We also don't want the behavior of code to change based on whether the compiler only has a declaration or has a full definition. Either it's always OK to compile the code if it only has a declaration, or it's never OK to compile the code only with a declaration (as in the case of inline, constexpr, or template functions). A declaration may affect performance, but never behavior. And that's good.

Since the compiler may not have the information needed to recognize that a parameter const& lives beyond the lifetime of a function, and even if it has that information it may not be something that can be statically determined, the C++ standard does not permit an implementation to even try to solve the problem. Thus, every C++ user has to recognize that calling functions on temporaries if it returns a reference can cause problems. Even if the reference is hidden inside some other object.

What you want cannot be done. This is one of the reasons why you should not make an object non-moveable at all unless it is essential to its behavior or performance.

Answer 2

As far as I know, the only case the lifetime if extended if for the return value of a function,

struct A { int a; };
A f() { A a { 42 }; return a`}
{
    const A &r = f(); // take a reference to a object returned by value
    ...
    // life or r extended to the end of this scope
}

In your code, you pass the reference to the "constructor" of A class. Thus it is your responsability to ensure that the passed object live longer. Thus, your code above contains undefined behavior.

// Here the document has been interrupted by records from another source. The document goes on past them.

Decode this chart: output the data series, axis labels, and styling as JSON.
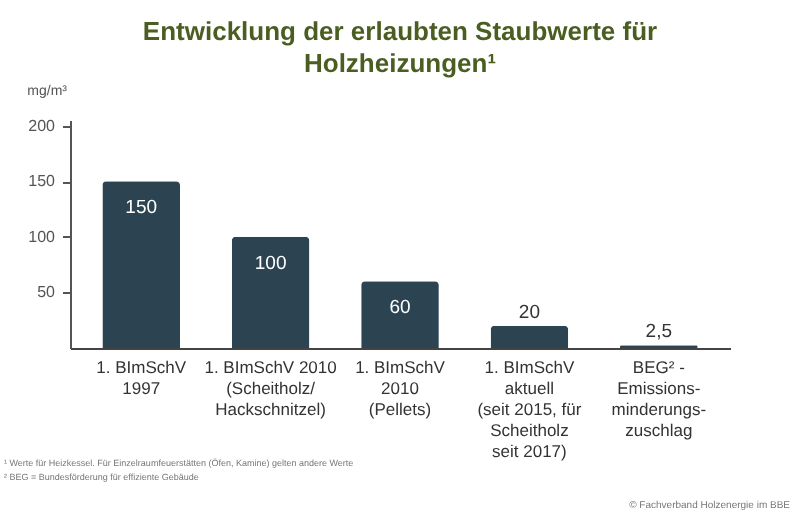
{
  "chart_data": {
    "type": "bar",
    "title": "Entwicklung der erlaubten Staubwerte für Holzheizungen¹",
    "ylabel": "mg/m³",
    "categories": [
      "1. BImSchV\n1997",
      "1. BImSchV 2010\n(Scheitholz/\nHackschnitzel)",
      "1. BImSchV\n2010\n(Pellets)",
      "1. BImSchV\naktuell\n(seit 2015, für\nScheitholz\nseit 2017)",
      "BEG² -\nEmissions-\nminderungs-\nzuschlag"
    ],
    "values": [
      150,
      100,
      60,
      20,
      2.5
    ],
    "value_labels": [
      "150",
      "100",
      "60",
      "20",
      "2,5"
    ],
    "color": "#2c4452",
    "ylim": [
      0,
      205
    ],
    "yticks": [
      50,
      100,
      150,
      200
    ],
    "grid": false,
    "annotations": [
      "¹ Werte für Heizkessel. Für Einzelraumfeuerstätten (Öfen, Kamine) gelten andere Werte",
      "² BEG = Bundesförderung für effiziente Gebäude",
      "© Fachverband Holzenergie im BBE"
    ]
  }
}
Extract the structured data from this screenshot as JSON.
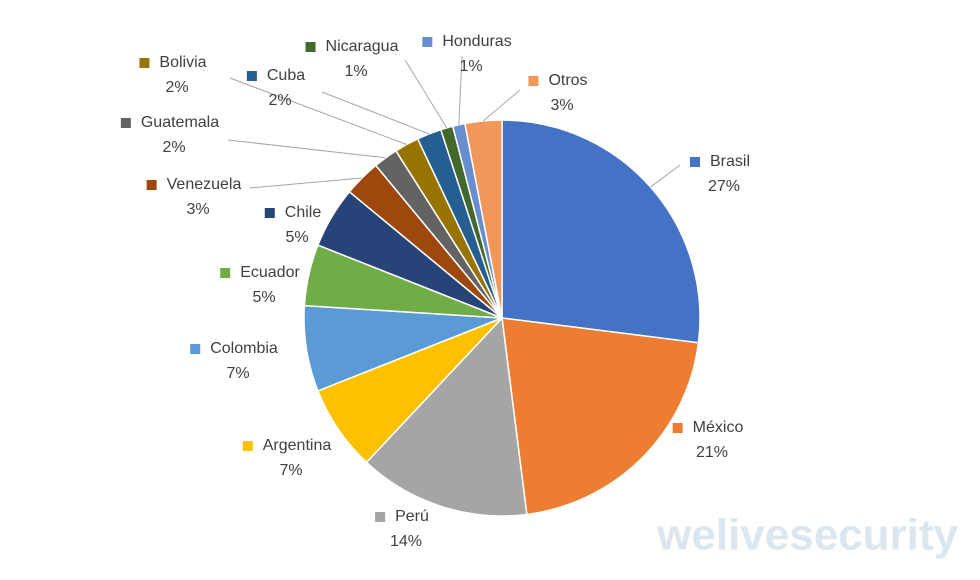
{
  "chart_data": {
    "type": "pie",
    "categories": [
      "Brasil",
      "México",
      "Perú",
      "Argentina",
      "Colombia",
      "Ecuador",
      "Chile",
      "Venezuela",
      "Guatemala",
      "Bolivia",
      "Cuba",
      "Nicaragua",
      "Honduras",
      "Otros"
    ],
    "values": [
      27,
      21,
      14,
      7,
      7,
      5,
      5,
      3,
      2,
      2,
      2,
      1,
      1,
      3
    ],
    "value_labels": [
      "27%",
      "21%",
      "14%",
      "7%",
      "7%",
      "5%",
      "5%",
      "3%",
      "2%",
      "2%",
      "2%",
      "1%",
      "1%",
      "3%"
    ],
    "colors": [
      "#4472c4",
      "#ed7d31",
      "#a5a5a5",
      "#ffc000",
      "#5b9bd5",
      "#70ad47",
      "#264478",
      "#9e480e",
      "#636363",
      "#997300",
      "#255e91",
      "#43682b",
      "#698ed0",
      "#f1975a"
    ],
    "watermark": "welivesecurity"
  }
}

And what you see would probably be the most probable behavior in a class that do not make reference to any member. If you would access object member (including v-table), you would most likely observe a violation access instead.

Having said that, the correct code in your case would be:

int main(int argc, char* argv[]) 
{
    object obj {};
    wrapper wrap = function(obj);
    wrap();
    return 0;
}

Maybe what you want is to move the temporary object into the wrapper:

struct wrapper {
    wrapper(object &&o) : obj(std::move(o)) {}
    object obj;
    void operator()() const {obj();}
};

In any case, the original code does not make much sense because it is build around false assumption and contains undefined behavior.

The life of a temporary object is essentially the end of the expression in which it was created. That is, when processing wrap = function(object{}) is completed.

So in resume:

Answer 1 Because you try to apply lifetime extension to a context other that the one specified in the standard.

Answer 2 As simple as moving the temporary object into a permanent one.